Perpetual Punishment in NSW

Dr Mindy Sotiri1
1Community Restorative Centre, Broadway, Australia

This paper will explore perpetual punishment in the context of leaving prison in NSW, with a particular focus on policies impacting on housing, employment and social connection post-imprisonment. It will argue that a confluence of discriminatory policies and practices, siloed government approaches to recidivism, and a continued over-reliance on a criminogenic RNR framework within criminal justice agencies, combine to make the possibility of genuinely building pathways outside of the criminal justice system extraordinarily difficult (regardless of the personal motivation or readiness of people at the point of release).

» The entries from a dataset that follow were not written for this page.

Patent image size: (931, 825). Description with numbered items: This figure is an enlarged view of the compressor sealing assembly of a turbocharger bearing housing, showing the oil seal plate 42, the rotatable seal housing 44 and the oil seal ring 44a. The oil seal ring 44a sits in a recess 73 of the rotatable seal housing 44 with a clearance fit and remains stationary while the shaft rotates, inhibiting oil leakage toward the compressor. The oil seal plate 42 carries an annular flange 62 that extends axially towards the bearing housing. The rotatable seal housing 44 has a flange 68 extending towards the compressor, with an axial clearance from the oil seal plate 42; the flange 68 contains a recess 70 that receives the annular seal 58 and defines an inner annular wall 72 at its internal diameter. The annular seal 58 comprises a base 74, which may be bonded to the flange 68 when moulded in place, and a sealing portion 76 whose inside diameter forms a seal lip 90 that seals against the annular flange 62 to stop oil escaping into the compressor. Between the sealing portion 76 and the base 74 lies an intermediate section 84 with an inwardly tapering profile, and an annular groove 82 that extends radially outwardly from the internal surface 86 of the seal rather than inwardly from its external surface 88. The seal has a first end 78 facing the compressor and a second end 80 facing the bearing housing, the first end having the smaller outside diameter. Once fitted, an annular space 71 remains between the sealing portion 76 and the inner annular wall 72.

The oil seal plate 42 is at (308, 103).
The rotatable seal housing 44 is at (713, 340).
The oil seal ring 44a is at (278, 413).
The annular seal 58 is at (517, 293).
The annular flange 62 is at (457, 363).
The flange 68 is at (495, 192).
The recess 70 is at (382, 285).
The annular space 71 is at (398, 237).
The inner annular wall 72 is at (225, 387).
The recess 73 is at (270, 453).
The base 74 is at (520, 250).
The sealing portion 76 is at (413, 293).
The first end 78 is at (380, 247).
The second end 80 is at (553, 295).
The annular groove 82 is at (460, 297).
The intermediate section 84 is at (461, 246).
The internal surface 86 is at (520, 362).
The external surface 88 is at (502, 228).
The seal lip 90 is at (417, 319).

Drawing on recent research conducted by the Community Restorative Centre (including data tracking of CRC clients post-participation in programs between 2012 and 2016) and  utilising multiple case-studies from CRC’s transitional programs, a road-map for successful reintegration will be proposed.  It is suggested that this roadmap includes; people with lived experience front and centre of conversations about ‘what works’, community led reintegration, and service delivery which transparently places the structural predictors of recidivism at the heart of service delivery design.


Biography:

Mindy Sotiri (PhD, BSW) is the Director of Research, Policy and Advocacy at the Community Restorative Centre in Sydney. She has worked as a social worker, advocate, researcher and activist in the community sector for the last twenty years. For most of this time she has focused on the criminal justice system, reintegration and post-release.